"Heritage is something we build upon, not hide behind."
A Short History of Liberty of London Fabrics
Shortly after the Liberty shop opened on Regent Street in 1875, Arthur Liberty printed the first of the soon to be famous Liberty Silks. Imported from India, the Mysore silk was dyed in England and then hand-printed with wooden blocks.
Liberty’s imported oriental silks were dyed, printed or woven in Britain and France. The cottons were printed in Scotland, Cumbria and Lancashire. In 1904 Liberty took over a print works that specialised in block-printed silks just up-river from William Morris’ works in Merton. It is because of this print works that the company still has such a large textile archive.
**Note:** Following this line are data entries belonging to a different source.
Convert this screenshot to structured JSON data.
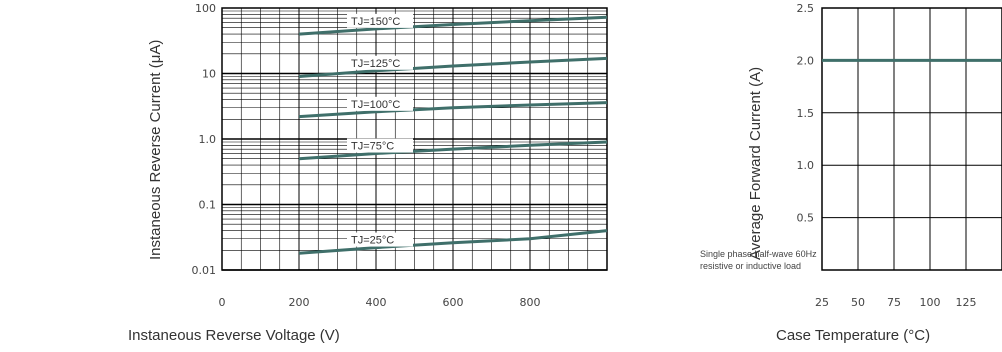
{
  "colors": {
    "curve": "#3f6f6a",
    "grid": "#000000",
    "text": "#333333"
  },
  "chart_data": [
    {
      "type": "line",
      "xlabel": "Instaneous Reverse Voltage (V)",
      "ylabel": "Instaneous Reverse Current (μA)",
      "yscale": "log",
      "xlim": [
        0,
        1000
      ],
      "ylim": [
        0.01,
        100
      ],
      "x_ticks": [
        "0",
        "200",
        "400",
        "600",
        "800"
      ],
      "y_ticks": [
        "0.01",
        "0.1",
        "1.0",
        "10",
        "100"
      ],
      "series": [
        {
          "name": "TJ=150°C",
          "x": [
            200,
            400,
            600,
            800,
            1000
          ],
          "y": [
            40,
            48,
            56,
            64,
            72
          ]
        },
        {
          "name": "TJ=125°C",
          "x": [
            200,
            400,
            600,
            800,
            1000
          ],
          "y": [
            9,
            11,
            13,
            15,
            17
          ]
        },
        {
          "name": "TJ=100°C",
          "x": [
            200,
            400,
            600,
            800,
            1000
          ],
          "y": [
            2.2,
            2.6,
            3.0,
            3.3,
            3.6
          ]
        },
        {
          "name": "TJ=75°C",
          "x": [
            200,
            400,
            600,
            800,
            1000
          ],
          "y": [
            0.5,
            0.6,
            0.7,
            0.8,
            0.9
          ]
        },
        {
          "name": "TJ=25°C",
          "x": [
            200,
            400,
            600,
            800,
            1000
          ],
          "y": [
            0.018,
            0.022,
            0.026,
            0.03,
            0.04
          ]
        }
      ]
    },
    {
      "type": "line",
      "xlabel": "Case Temperature (°C)",
      "ylabel": "Average Forward Current (A)",
      "xlim": [
        25,
        150
      ],
      "ylim": [
        0,
        2.5
      ],
      "x_ticks": [
        "25",
        "50",
        "75",
        "100",
        "125"
      ],
      "y_ticks": [
        "0.5",
        "1.0",
        "1.5",
        "2.0",
        "2.5"
      ],
      "note": [
        "Single phase half-wave 60Hz",
        "resistive or inductive load"
      ],
      "series": [
        {
          "name": "",
          "x": [
            25,
            50,
            75,
            100,
            125,
            150
          ],
          "y": [
            2.0,
            2.0,
            2.0,
            2.0,
            2.0,
            2.0
          ]
        }
      ]
    }
  ]
}
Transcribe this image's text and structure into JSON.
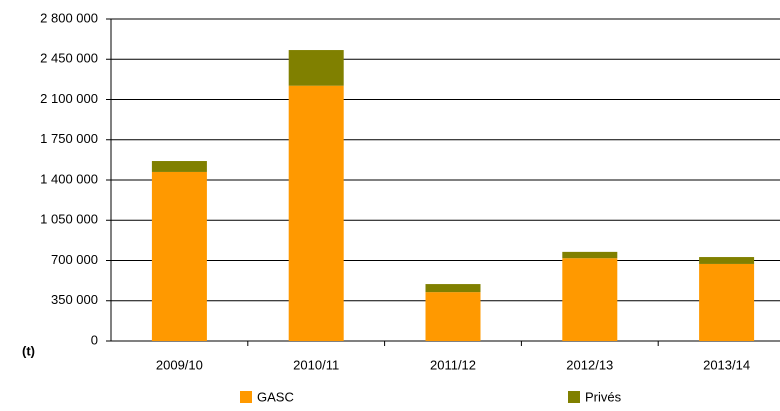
{
  "chart_data": {
    "type": "bar",
    "stacked": true,
    "y_axis_label": "(t)",
    "categories": [
      "2009/10",
      "2010/11",
      "2011/12",
      "2012/13",
      "2013/14"
    ],
    "series": [
      {
        "name": "GASC",
        "color": "#ff9900",
        "values": [
          1470000,
          2220000,
          425000,
          720000,
          670000
        ]
      },
      {
        "name": "Privés",
        "color": "#808000",
        "values": [
          95000,
          310000,
          70000,
          55000,
          60000
        ]
      }
    ],
    "ylim": [
      0,
      2800000
    ],
    "yticks": [
      0,
      {
        "value": 350000,
        "label": "350 000"
      },
      {
        "value": 700000,
        "label": "700 000"
      },
      {
        "value": 1050000,
        "label": "1 050 000"
      },
      {
        "value": 1400000,
        "label": "1 400 000"
      },
      {
        "value": 1750000,
        "label": "1 750 000"
      },
      {
        "value": 2100000,
        "label": "2 100 000"
      },
      {
        "value": 2450000,
        "label": "2 450 000"
      },
      {
        "value": 2800000,
        "label": "2 800 000"
      }
    ],
    "grid": true,
    "legend": "bottom"
  }
}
"Liberty’s greatest triumph in those early days came from a co-operation with Thomas Wardle, the dyers and printers of Leek in Staffordshire, who also worked for William Morris. Between them, Liberty and Wardle introduced dyes which had until then been supposed to be a closely guarded secret of the East…delicate pastel tints which they called ‘Art Colours’, and that became described all over the world as ‘Liberty colours’. Silk in Liberty colours were an influential element in the Aesthetic Movement. Liberty’s windows had white painted fretwork screens, and the silks were draped in front of these in graduated tints. They became one of the sights of Regent Street." Liberty's: a biography of a shop, Alison Adburgham, 1975
Today designers for Liberty still come and visit the archive for inspiration. New patterns are either designed by the in-house Studio or are commissioned from freelance designers. Each spring and autumn season new textile collections are produced to complement the range of classic designs that are not so bound to the seasons. Some of these latter designs, such as Peacock Feather, date back to the 1880s.